This will happen all the time, on every vehicle, so must be something the fuel system can cope with.

I've been told that good practice, however, is to always aim to fill the tank at the end of the day. as this will minimise the air volume during the overnight cooling, and therefore the water available to condense out.

Jason



Theres also a product called Mr Funnel used in the UK by gokarters and microlightests that will filter the fuel. The largest size is not widely available, but it will remove water from diesel for you if you felt inclined or had a problem that required you to.


----------



## tony50 (Oct 16, 2007)

camallison said:


> I am aware that I have traces of water in the diesel in my MH. To remove the water from the fuel filter I have been told to open the little "tap" on the bottom of the filter. Now I am a cautious soul, and don't wish to introduce air into the fuel lines.

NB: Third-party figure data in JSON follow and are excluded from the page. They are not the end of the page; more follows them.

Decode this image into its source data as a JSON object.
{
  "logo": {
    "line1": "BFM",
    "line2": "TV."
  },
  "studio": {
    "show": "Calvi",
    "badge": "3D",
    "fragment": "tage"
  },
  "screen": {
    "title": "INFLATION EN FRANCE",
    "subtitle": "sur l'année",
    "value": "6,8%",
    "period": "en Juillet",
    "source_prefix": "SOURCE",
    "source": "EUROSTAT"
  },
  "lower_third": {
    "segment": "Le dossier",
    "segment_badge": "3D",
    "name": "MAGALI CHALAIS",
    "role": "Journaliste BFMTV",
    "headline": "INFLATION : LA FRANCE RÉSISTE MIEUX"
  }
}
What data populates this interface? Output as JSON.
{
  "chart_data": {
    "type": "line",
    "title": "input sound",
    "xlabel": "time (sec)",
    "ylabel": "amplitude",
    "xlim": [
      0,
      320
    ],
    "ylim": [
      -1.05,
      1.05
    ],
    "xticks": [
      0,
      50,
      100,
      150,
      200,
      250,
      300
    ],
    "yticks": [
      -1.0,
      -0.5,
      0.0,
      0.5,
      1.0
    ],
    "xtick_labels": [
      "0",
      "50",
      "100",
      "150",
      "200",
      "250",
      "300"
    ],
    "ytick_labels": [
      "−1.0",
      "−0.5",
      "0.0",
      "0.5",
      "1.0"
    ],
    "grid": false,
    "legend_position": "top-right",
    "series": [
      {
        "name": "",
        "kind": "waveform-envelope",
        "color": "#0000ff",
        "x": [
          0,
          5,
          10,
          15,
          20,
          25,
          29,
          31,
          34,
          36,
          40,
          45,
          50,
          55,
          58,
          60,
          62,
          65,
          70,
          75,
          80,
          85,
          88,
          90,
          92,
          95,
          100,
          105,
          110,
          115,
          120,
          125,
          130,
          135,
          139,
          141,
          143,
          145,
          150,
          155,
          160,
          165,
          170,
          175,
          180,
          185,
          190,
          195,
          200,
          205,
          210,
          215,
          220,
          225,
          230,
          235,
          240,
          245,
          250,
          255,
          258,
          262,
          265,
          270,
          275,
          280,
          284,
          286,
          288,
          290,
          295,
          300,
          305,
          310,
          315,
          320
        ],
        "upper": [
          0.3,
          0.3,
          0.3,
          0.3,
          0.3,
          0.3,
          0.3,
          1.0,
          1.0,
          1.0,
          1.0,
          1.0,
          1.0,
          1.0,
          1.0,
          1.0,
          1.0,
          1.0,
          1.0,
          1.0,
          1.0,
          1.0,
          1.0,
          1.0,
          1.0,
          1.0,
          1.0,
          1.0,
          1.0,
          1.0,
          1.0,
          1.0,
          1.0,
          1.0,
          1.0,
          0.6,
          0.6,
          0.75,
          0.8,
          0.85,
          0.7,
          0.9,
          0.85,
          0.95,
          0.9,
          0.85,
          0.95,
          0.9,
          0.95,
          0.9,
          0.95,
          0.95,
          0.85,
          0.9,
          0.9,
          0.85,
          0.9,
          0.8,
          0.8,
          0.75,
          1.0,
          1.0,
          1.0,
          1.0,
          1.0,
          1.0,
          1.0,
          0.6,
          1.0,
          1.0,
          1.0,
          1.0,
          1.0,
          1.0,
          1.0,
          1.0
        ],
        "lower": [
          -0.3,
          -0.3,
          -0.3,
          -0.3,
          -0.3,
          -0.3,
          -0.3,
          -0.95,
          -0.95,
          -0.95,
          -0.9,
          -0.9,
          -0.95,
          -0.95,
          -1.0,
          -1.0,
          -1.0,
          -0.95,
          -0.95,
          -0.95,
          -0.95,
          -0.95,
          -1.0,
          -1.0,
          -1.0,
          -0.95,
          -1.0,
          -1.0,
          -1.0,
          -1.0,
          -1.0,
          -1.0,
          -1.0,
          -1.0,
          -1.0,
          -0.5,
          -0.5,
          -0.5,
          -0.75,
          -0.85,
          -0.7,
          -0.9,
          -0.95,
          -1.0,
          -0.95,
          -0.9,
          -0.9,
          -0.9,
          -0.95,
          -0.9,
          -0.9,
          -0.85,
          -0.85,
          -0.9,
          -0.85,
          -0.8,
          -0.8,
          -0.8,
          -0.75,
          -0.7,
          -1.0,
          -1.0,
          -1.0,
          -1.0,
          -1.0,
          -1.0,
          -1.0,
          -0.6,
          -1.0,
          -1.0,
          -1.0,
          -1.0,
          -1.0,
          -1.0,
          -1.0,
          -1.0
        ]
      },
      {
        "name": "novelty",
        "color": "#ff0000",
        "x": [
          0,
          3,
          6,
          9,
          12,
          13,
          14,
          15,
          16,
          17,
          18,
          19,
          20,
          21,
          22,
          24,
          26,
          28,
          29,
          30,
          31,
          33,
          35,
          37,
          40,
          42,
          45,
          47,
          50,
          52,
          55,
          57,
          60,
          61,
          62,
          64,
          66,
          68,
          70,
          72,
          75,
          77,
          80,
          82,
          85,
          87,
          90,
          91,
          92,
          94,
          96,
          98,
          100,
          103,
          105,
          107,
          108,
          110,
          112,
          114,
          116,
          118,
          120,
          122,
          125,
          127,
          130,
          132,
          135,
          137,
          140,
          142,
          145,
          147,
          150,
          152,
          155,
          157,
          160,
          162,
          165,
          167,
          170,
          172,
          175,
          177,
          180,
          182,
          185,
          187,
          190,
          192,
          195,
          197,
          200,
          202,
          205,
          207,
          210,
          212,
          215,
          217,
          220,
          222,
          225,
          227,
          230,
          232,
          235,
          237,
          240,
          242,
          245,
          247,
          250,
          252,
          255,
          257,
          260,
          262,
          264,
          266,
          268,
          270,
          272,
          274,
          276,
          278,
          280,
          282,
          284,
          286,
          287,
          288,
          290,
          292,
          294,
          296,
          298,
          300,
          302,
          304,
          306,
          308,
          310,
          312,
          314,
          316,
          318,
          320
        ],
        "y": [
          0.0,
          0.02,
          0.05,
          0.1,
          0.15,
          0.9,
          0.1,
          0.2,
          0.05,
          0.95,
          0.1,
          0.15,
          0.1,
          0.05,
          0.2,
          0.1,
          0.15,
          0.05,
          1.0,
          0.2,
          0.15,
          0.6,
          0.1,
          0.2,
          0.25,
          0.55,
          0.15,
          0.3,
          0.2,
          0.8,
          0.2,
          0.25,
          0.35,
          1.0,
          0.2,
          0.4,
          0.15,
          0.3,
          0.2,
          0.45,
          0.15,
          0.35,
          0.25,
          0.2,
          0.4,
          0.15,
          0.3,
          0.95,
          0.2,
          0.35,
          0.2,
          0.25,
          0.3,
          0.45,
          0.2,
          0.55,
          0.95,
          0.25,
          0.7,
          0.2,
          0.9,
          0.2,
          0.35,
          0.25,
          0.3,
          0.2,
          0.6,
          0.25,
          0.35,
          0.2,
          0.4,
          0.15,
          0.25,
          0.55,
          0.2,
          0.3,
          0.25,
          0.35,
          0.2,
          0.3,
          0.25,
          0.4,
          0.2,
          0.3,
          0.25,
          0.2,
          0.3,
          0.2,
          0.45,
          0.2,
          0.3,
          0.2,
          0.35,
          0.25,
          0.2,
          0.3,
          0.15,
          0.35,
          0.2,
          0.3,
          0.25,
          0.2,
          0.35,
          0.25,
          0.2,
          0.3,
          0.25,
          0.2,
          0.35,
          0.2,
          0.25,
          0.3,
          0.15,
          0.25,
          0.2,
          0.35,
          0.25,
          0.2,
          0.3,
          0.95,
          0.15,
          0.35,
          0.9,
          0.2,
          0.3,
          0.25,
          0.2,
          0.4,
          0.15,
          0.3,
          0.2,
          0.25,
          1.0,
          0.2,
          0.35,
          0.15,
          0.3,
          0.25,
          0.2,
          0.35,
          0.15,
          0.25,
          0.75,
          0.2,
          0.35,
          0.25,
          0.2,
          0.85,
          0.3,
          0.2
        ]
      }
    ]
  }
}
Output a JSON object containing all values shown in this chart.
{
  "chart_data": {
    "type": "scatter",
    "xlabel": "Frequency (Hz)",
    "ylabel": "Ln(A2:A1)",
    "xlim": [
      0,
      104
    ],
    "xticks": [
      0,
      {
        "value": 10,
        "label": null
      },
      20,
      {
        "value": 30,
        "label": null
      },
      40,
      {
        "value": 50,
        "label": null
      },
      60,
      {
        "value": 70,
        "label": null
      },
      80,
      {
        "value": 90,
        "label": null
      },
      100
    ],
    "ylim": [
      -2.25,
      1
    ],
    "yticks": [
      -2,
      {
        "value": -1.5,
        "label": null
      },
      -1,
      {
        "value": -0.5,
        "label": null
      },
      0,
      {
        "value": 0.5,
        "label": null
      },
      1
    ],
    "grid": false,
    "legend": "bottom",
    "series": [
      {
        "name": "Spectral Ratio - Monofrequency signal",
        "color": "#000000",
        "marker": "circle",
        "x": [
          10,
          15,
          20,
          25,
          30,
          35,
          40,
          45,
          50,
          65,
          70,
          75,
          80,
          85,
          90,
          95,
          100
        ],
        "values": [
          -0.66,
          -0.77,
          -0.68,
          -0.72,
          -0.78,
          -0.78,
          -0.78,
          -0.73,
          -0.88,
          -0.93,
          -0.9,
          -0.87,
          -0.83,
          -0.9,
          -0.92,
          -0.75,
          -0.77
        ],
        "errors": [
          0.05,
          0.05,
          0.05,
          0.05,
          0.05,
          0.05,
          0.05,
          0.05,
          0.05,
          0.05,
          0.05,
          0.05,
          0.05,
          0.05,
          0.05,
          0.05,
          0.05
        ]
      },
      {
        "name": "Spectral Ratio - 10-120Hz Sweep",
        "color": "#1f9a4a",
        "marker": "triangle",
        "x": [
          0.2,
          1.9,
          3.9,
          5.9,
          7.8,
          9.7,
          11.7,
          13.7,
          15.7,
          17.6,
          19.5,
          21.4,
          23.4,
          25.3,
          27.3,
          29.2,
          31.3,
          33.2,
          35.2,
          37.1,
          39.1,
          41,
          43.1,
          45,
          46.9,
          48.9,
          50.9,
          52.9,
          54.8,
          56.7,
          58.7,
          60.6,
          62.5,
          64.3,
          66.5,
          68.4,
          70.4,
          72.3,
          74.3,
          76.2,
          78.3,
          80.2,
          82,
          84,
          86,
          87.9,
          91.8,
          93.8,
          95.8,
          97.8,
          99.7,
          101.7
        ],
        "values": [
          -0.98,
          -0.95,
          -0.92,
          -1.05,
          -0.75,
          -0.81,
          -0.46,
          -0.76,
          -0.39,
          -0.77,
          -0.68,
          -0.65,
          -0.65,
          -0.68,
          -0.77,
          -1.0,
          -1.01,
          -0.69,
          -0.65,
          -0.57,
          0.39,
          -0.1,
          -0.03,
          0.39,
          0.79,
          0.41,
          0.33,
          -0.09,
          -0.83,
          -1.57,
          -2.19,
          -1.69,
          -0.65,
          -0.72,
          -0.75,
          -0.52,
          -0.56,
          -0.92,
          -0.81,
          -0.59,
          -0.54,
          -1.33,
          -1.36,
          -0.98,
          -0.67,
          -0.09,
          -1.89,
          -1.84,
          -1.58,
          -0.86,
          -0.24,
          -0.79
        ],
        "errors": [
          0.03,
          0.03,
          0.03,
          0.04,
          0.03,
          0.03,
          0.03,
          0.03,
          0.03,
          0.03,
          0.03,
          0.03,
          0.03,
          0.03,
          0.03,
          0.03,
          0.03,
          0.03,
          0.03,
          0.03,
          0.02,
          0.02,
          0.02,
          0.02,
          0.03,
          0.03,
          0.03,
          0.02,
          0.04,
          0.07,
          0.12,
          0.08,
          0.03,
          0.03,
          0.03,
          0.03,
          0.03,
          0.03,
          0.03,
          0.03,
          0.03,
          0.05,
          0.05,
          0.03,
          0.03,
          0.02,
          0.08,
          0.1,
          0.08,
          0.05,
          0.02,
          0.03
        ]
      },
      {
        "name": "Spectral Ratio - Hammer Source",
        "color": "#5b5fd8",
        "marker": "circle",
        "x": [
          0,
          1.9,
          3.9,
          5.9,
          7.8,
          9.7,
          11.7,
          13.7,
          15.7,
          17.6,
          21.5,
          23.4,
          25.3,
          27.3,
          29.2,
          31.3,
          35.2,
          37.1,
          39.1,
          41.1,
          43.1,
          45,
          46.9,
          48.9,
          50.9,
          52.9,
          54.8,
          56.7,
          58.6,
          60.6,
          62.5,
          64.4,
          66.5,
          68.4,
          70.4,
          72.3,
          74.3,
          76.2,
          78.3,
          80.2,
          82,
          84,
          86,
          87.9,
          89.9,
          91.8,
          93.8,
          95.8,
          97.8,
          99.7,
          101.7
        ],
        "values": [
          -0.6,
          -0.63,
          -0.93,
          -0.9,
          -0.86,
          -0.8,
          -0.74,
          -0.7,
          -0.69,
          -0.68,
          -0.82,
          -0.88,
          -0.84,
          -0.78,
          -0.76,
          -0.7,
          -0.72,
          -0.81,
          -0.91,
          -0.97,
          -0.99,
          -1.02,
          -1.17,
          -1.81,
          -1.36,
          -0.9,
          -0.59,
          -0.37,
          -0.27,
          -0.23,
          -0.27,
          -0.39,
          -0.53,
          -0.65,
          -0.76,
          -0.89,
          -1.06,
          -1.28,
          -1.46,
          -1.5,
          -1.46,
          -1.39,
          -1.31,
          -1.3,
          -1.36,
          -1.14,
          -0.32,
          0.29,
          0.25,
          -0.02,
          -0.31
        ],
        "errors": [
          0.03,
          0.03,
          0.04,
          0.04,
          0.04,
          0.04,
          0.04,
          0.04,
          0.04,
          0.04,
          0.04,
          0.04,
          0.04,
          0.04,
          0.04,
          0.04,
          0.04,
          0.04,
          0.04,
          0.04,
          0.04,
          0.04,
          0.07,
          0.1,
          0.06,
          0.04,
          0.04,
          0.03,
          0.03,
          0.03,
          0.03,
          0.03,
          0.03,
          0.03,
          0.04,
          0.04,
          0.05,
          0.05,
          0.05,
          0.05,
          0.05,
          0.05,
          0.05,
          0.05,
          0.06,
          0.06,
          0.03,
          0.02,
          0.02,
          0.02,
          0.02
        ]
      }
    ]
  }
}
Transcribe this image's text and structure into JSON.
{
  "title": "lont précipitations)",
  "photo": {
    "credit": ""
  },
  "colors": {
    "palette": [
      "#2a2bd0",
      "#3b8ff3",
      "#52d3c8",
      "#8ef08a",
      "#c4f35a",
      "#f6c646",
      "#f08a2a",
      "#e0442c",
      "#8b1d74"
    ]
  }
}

So, my questions is this, can I just open the "tap" and drain off the offending water, or should I do it with the engine running to keep a constant head of fuel?
> 
> Colin


My advice is to drain the fuel filter before you start it after say overnight that way you won't have stirred the fuel and water up in the filter housing , you only want to drain it for a few seconds (should start up ok ) ,unless you have substantial water in the system , then it's advisable to drain it if it has a drain plug , or remove tank and swill it out with diesel and then change the fuel filter a couple of times .

Tony A.


----------



## Chausson (Oct 17, 2006)

Hi
Modern diesel engines do NOT like running out of fuel it can be very costly if you have to call out a MB mechanic, so keep it at least quarter full all the time then you're OK.


----------



## buffallobill (Sep 28, 2007)

when my water in diesel light came on .dash board i followed instruction of hand book ,
that was to unscew the drain at the bottom of the filter. this drain plug also had the electric wires attached to it for the water in diesel sensor.
i did what the book said with the engine switched off.
caught the diesel/water in small container,
it only comes out slow.
replaced the drain plug/ sensor and the engine fired up ok.
engine is a fiat 2.5D 1998 model.


----------